Shige's mother, Ryoko, had died of a viral cancer some seven years before, when he was eight and Aoyama thirty-five. Because of her relative youth, Ryoko's cancer had spread rapidly. She was operated on once, but recurrence was almost immediate, and within a month it was all over.

'She didn't have time to suffer, or even to grieve,' Aoyama had told a close friend at the time.

Ryoko's father was the owner of a venerable little firm that had been manufacturing fine musical instruments for generations. He and his wife, devotees of jazz and classical music, had raised their only daughter in a strict but loving household. Ryoko was cultured, intelligent and strikingly attractive. She was also a woman of great inner strength, and as a wife she'd been quietly supportive of Aoyama in every aspect of his life and career. He would never forget that it was only because of her and understanding that he'd succeeded in his Great Adventure: leaving the giant ad agency where he'd worked for more than a decade to start his own video production company.

Although this was during the bubble years, when it seemed to be raining money, the sheer number of fledgling production companies ensured fierce competition, and for many months Aoyama's adventure had teetered on the brink of bankruptcy. Ryoko's father was the one who'd saved him. His firm had designed and built pipe organs for Catholic churches throughout South-East Asia, where VRCs were just beginning to proliferate, and Aoyama hit upon the idea of producing a simple visual presentation of scenes from the New Testament. Dubbed into various languages, these videos sold literally hundreds of thousands of copies — thanks almost entirely to the old man's connections.
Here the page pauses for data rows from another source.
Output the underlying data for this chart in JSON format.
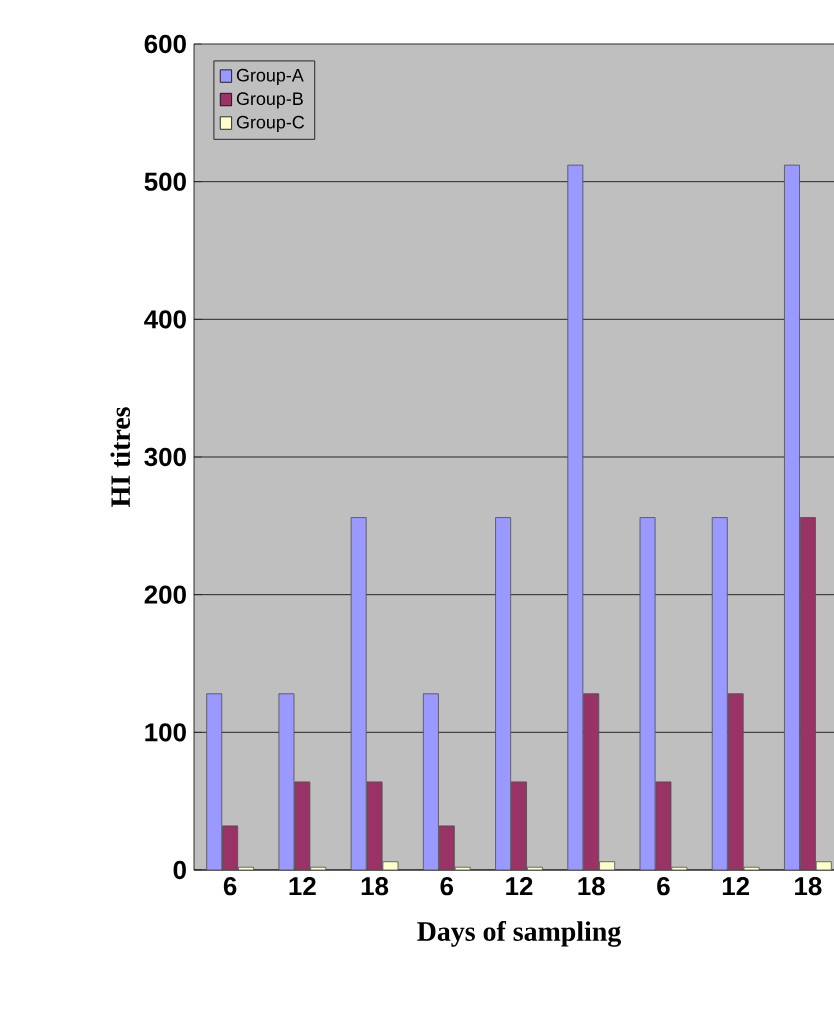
{
  "chart_data": {
    "type": "bar",
    "xlabel": "Days of sampling",
    "ylabel": "HI titres",
    "categories": [
      "6",
      "12",
      "18",
      "6",
      "12",
      "18",
      "6",
      "12",
      "18"
    ],
    "series": [
      {
        "name": "Group-A",
        "color": "#9999ff",
        "values": [
          128,
          128,
          256,
          128,
          256,
          512,
          256,
          256,
          512
        ]
      },
      {
        "name": "Group-B",
        "color": "#993366",
        "values": [
          32,
          64,
          64,
          32,
          64,
          128,
          64,
          128,
          256
        ]
      },
      {
        "name": "Group-C",
        "color": "#ffffcc",
        "values": [
          2,
          2,
          6,
          2,
          2,
          6,
          2,
          2,
          6
        ]
      }
    ],
    "ylim": [
      0,
      600
    ],
    "yticks": [
      0,
      100,
      200,
      300,
      400,
      500,
      600
    ],
    "grid": "y",
    "legend": "top left"
  }
}
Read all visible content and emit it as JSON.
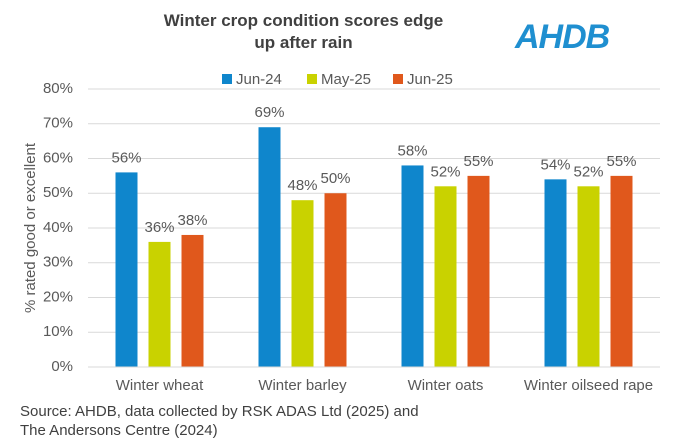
{
  "chart_data": {
    "type": "bar",
    "title": "Winter crop condition scores edge up after rain",
    "logo": "AHDB",
    "y_label": "% rated good or excellent",
    "source": "Source: AHDB, data collected by RSK ADAS Ltd (2025) and The Andersons Centre (2024)",
    "categories": [
      "Winter wheat",
      "Winter barley",
      "Winter oats",
      "Winter oilseed rape"
    ],
    "series": [
      {
        "name": "Jun-24",
        "color": "#0f86cc",
        "values": [
          56,
          69,
          58,
          54
        ],
        "value_labels": [
          "56%",
          "69%",
          "58%",
          "54%"
        ]
      },
      {
        "name": "May-25",
        "color": "#c9d200",
        "values": [
          36,
          48,
          52,
          52
        ],
        "value_labels": [
          "36%",
          "48%",
          "52%",
          "52%"
        ]
      },
      {
        "name": "Jun-25",
        "color": "#e0581c",
        "values": [
          38,
          50,
          55,
          55
        ],
        "value_labels": [
          "38%",
          "50%",
          "55%",
          "55%"
        ]
      }
    ],
    "ylim": [
      0,
      80
    ],
    "yticks": [
      {
        "value": 0,
        "label": "0%"
      },
      {
        "value": 10,
        "label": "10%"
      },
      {
        "value": 20,
        "label": "20%"
      },
      {
        "value": 30,
        "label": "30%"
      },
      {
        "value": 40,
        "label": "40%"
      },
      {
        "value": 50,
        "label": "50%"
      },
      {
        "value": 60,
        "label": "60%"
      },
      {
        "value": 70,
        "label": "70%"
      },
      {
        "value": 80,
        "label": "80%"
      }
    ],
    "grid": true,
    "legend": "top"
  }
}
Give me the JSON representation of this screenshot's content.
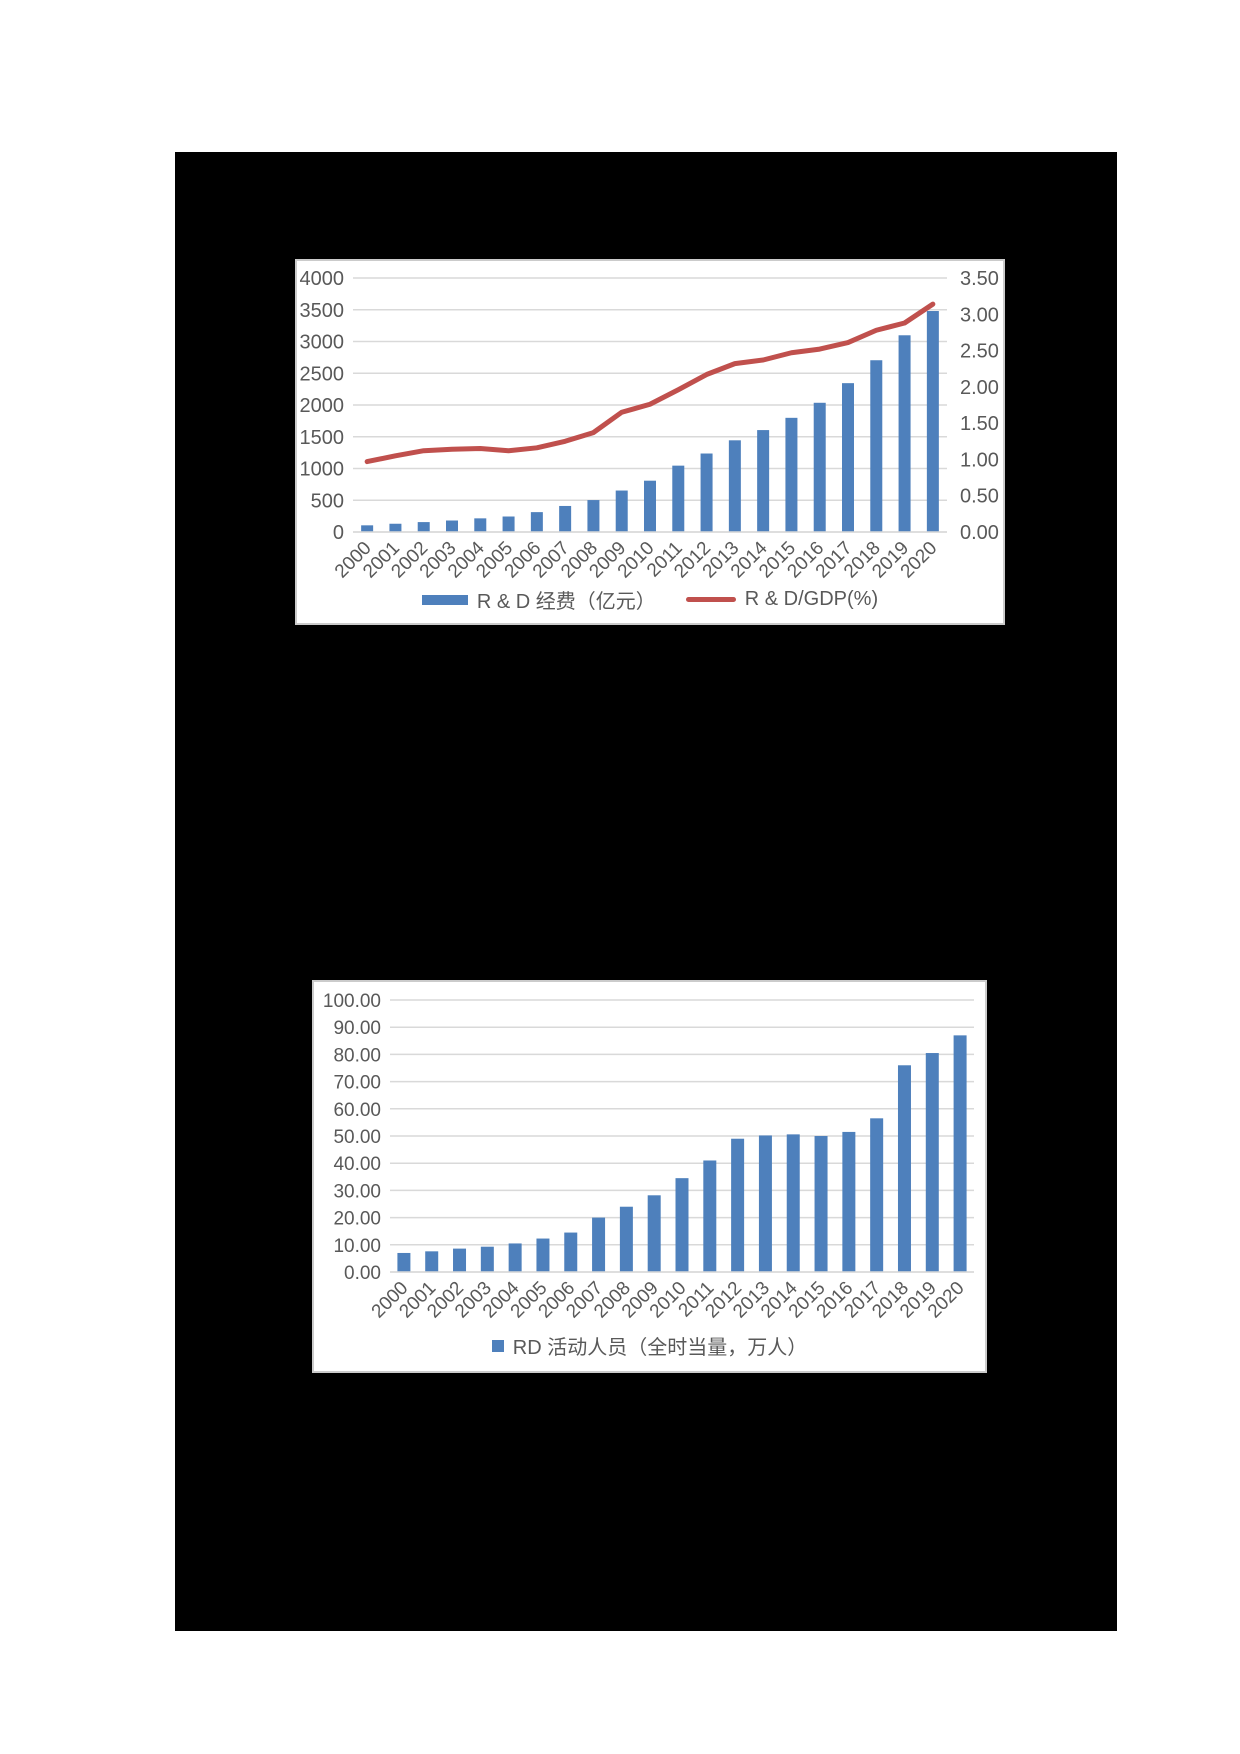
{
  "colors": {
    "bar": "#4e80bc",
    "line": "#c0504d",
    "tick_text": "#595959",
    "gridline": "#d9d9d9",
    "page_background": "#000000",
    "chart_background": "#ffffff"
  },
  "chart_data": [
    {
      "id": "rd-expenditure-gdp",
      "type": "bar",
      "categories": [
        "2000",
        "2001",
        "2002",
        "2003",
        "2004",
        "2005",
        "2006",
        "2007",
        "2008",
        "2009",
        "2010",
        "2011",
        "2012",
        "2013",
        "2014",
        "2015",
        "2016",
        "2017",
        "2018",
        "2019",
        "2020"
      ],
      "series": [
        {
          "name": "R & D 经费（亿元）",
          "type": "bar",
          "axis": "left",
          "values": [
            105,
            130,
            156,
            181,
            215,
            244,
            313,
            410,
            503,
            653,
            808,
            1045,
            1236,
            1444,
            1605,
            1798,
            2035,
            2344,
            2705,
            3098,
            3480
          ]
        },
        {
          "name": "R & D/GDP(%)",
          "type": "line",
          "axis": "right",
          "values": [
            0.97,
            1.05,
            1.12,
            1.14,
            1.15,
            1.12,
            1.16,
            1.25,
            1.37,
            1.65,
            1.76,
            1.96,
            2.17,
            2.32,
            2.37,
            2.47,
            2.52,
            2.61,
            2.78,
            2.88,
            3.14
          ]
        }
      ],
      "left_axis": {
        "min": 0,
        "max": 4000,
        "step": 500,
        "labels": [
          "4000",
          "3500",
          "3000",
          "2500",
          "2000",
          "1500",
          "1000",
          "500",
          "0"
        ]
      },
      "right_axis": {
        "min": 0,
        "max": 3.5,
        "step": 0.5,
        "labels": [
          "3.50",
          "3.00",
          "2.50",
          "2.00",
          "1.50",
          "1.00",
          "0.50",
          "0.00"
        ]
      },
      "grid": true,
      "legend_position": "bottom",
      "legend": [
        {
          "swatch": "bar",
          "label": "R & D 经费（亿元）"
        },
        {
          "swatch": "line",
          "label": "R & D/GDP(%)"
        }
      ]
    },
    {
      "id": "rd-personnel",
      "type": "bar",
      "categories": [
        "2000",
        "2001",
        "2002",
        "2003",
        "2004",
        "2005",
        "2006",
        "2007",
        "2008",
        "2009",
        "2010",
        "2011",
        "2012",
        "2013",
        "2014",
        "2015",
        "2016",
        "2017",
        "2018",
        "2019",
        "2020"
      ],
      "series": [
        {
          "name": "RD 活动人员（全时当量，万人）",
          "type": "bar",
          "axis": "left",
          "values": [
            7.0,
            7.6,
            8.6,
            9.3,
            10.5,
            12.3,
            14.5,
            20.0,
            24.0,
            28.2,
            34.5,
            41.0,
            49.0,
            50.2,
            50.6,
            50.0,
            51.5,
            56.5,
            76.0,
            80.5,
            87.0
          ]
        }
      ],
      "left_axis": {
        "min": 0,
        "max": 100,
        "step": 10,
        "labels": [
          "100.00",
          "90.00",
          "80.00",
          "70.00",
          "60.00",
          "50.00",
          "40.00",
          "30.00",
          "20.00",
          "10.00",
          "0.00"
        ]
      },
      "grid": true,
      "legend_position": "bottom",
      "legend": [
        {
          "swatch": "square",
          "label": "RD 活动人员（全时当量，万人）"
        }
      ]
    }
  ]
}
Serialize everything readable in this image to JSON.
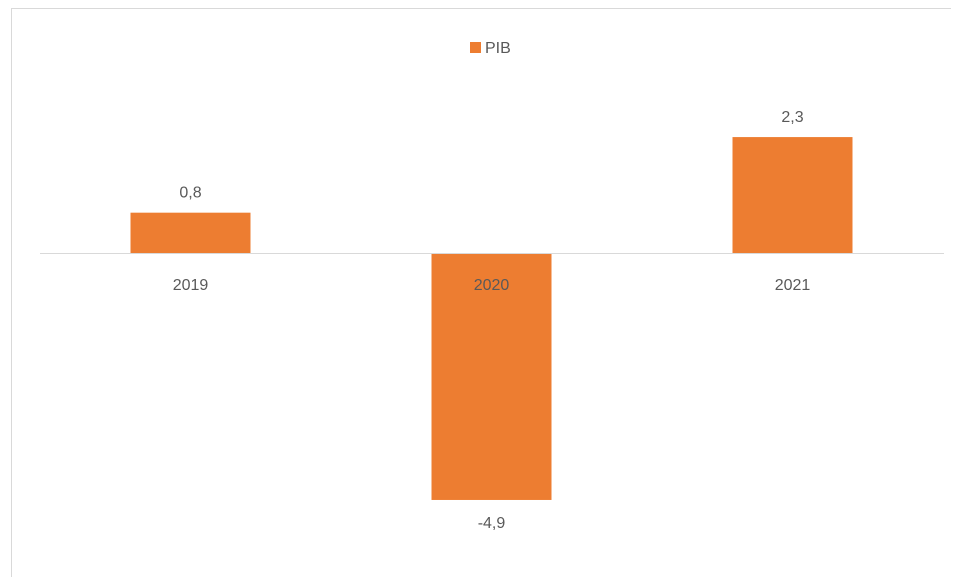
{
  "chart_data": {
    "type": "bar",
    "categories": [
      "2019",
      "2020",
      "2021"
    ],
    "series": [
      {
        "name": "PIB",
        "values": [
          0.8,
          -4.9,
          2.3
        ],
        "data_labels": [
          "0,8",
          "-4,9",
          "2,3"
        ],
        "color": "#ED7D31"
      }
    ],
    "legend": {
      "position": "top",
      "label": "PIB"
    },
    "axis_line_color": "#D9D9D9",
    "text_color": "#595959",
    "gridlines": false,
    "y_axis_visible": false
  }
}
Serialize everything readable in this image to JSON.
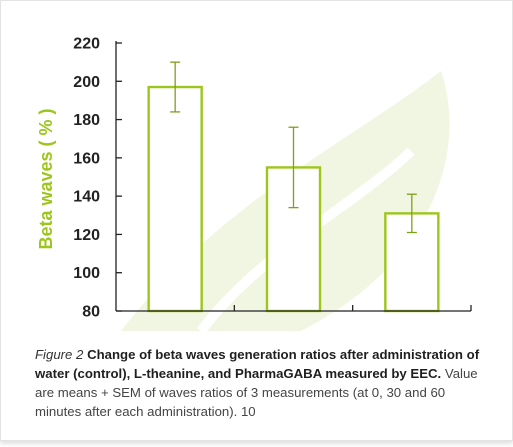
{
  "chart_data": {
    "type": "bar",
    "categories": [
      "water (control)",
      "L-theanine",
      "PharmaGABA"
    ],
    "values": [
      197,
      155,
      131
    ],
    "errors": [
      13,
      21,
      10
    ],
    "ylabel": "Beta waves ( % )",
    "ylim": [
      80,
      220
    ],
    "yticks": [
      80,
      100,
      120,
      140,
      160,
      180,
      200,
      220
    ],
    "grid": false,
    "colors": {
      "bar_fill": "#ffffff",
      "bar_stroke": "#9dc61c",
      "error_bar": "#7ea018",
      "axis": "#222222",
      "ylabel": "#9dc61c",
      "watermark": "#f1f6e2"
    }
  },
  "caption": {
    "figure_label": "Figure 2",
    "title": "Change of beta waves generation ratios after administration of water (control), L-theanine, and PharmaGABA measured by EEC.",
    "note": "Value are means + SEM of waves ratios of 3 measurements (at 0, 30 and 60 minutes after each administration). 10"
  }
}
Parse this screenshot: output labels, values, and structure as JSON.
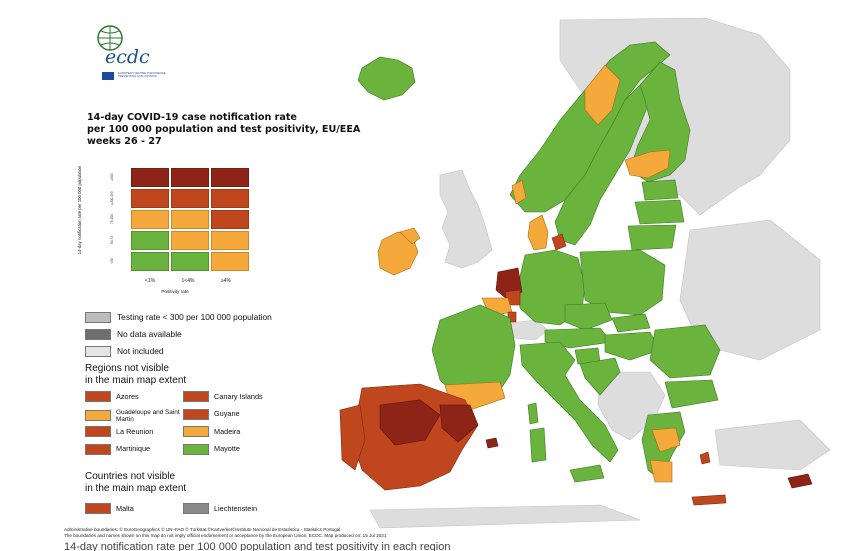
{
  "title_lines": [
    "14-day COVID-19 case notification rate",
    "per 100 000 population and test positivity, EU/EEA",
    "weeks 26 - 27"
  ],
  "logo": {
    "wordmark": "ecdc",
    "subtitle": "EUROPEAN CENTRE FOR DISEASE PREVENTION AND CONTROL"
  },
  "matrix": {
    "y_axis_label": "14-day notification rate per 100 000 population",
    "y_ticks": [
      "≥500",
      "≥200-499",
      "75-200",
      "50-74",
      "<50"
    ],
    "x_ticks": [
      "<1%",
      "1<4%",
      "≥4%"
    ],
    "x_axis_label": "Positivity rate",
    "rows": [
      [
        "#8e2418",
        "#8e2418",
        "#8e2418"
      ],
      [
        "#c0471d",
        "#c0471d",
        "#c0471d"
      ],
      [
        "#f5a93a",
        "#f5a93a",
        "#c0471d"
      ],
      [
        "#6ab33d",
        "#f5a93a",
        "#f5a93a"
      ],
      [
        "#6ab33d",
        "#6ab33d",
        "#f5a93a"
      ]
    ]
  },
  "legend": {
    "testing_rate": "Testing rate < 300 per 100 000 population",
    "no_data": "No data available",
    "not_included": "Not included",
    "colors": {
      "testing": "#bdbdbd",
      "no_data": "#6e6e6e",
      "not_included": "#e5e5e5"
    }
  },
  "regions_heading": [
    "Regions not visible",
    "in the main map extent"
  ],
  "regions": [
    {
      "name": "Azores",
      "color": "#c0471d"
    },
    {
      "name": "Canary Islands",
      "color": "#c0471d"
    },
    {
      "name": "Guadeloupe and Saint Martin",
      "color": "#f5a93a"
    },
    {
      "name": "Guyane",
      "color": "#c0471d"
    },
    {
      "name": "La Reunion",
      "color": "#c0471d"
    },
    {
      "name": "Madeira",
      "color": "#f5a93a"
    },
    {
      "name": "Martinique",
      "color": "#c0471d"
    },
    {
      "name": "Mayotte",
      "color": "#6ab33d"
    }
  ],
  "countries_heading": [
    "Countries not visible",
    "in the main map extent"
  ],
  "countries": [
    {
      "name": "Malta",
      "color": "#c0471d"
    },
    {
      "name": "Liechtenstein",
      "color": "#8a8a8a"
    }
  ],
  "footer_lines": [
    "Administrative boundaries: © EuroGeographics © UN–FAO © Turkstat.©Kartverket©Instituto Nacional de Estatística - Statistics Portugal.",
    "The boundaries and names shown on this map do not imply official endorsement or acceptance by the European Union. ECDC. Map produced on: 15 Jul 2021"
  ],
  "caption_fragment": "14-day notification rate per 100 000 population and test positivity in each region",
  "map_colors": {
    "green": "#6ab33d",
    "orange": "#f5a93a",
    "red": "#c0471d",
    "dark_red": "#8e2418",
    "grey": "#dddddd"
  }
}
Many wives might have made a point of dangling something like that over their husband's heads, but not the ever-modest and self-effacing Ryoko. Naturally, Aoyama had nothing but love, respect and gratitude for this remarkable wife of his, and yet it is also true that ever since his days at the agency he'd been rather extravagantly unfaithful to her. The most critical instance had occurred just after the Jesus video took off, when he got entangled with a nightclub hostess to the tune of millions of yen. But even then Ryoko had maintained her cool and her quiet dignity, and no serious fights ever occurred in the home. Her main priorities — first, last and always — were Shige's wellbeing and education.

What husband has never speculated how free he might feel if his wife were suddenly out of the picture? And how many count the days till she takes the kids off for a week with her folk? Let these men actually lose their wives, however, and few can even summon the will or energy to run wild; it's only then that they recognise the support system they've been taking for granted. When Aoyama lost Ryoko he became mired in feelings of utter powerlessness. Eventually he'd consulted with a physician friend, who warned he was just a step shy of clinical depression. 'You really will get ill if you don't set some positive goals for yourself,' this friend had said, and Aoyama set himself two.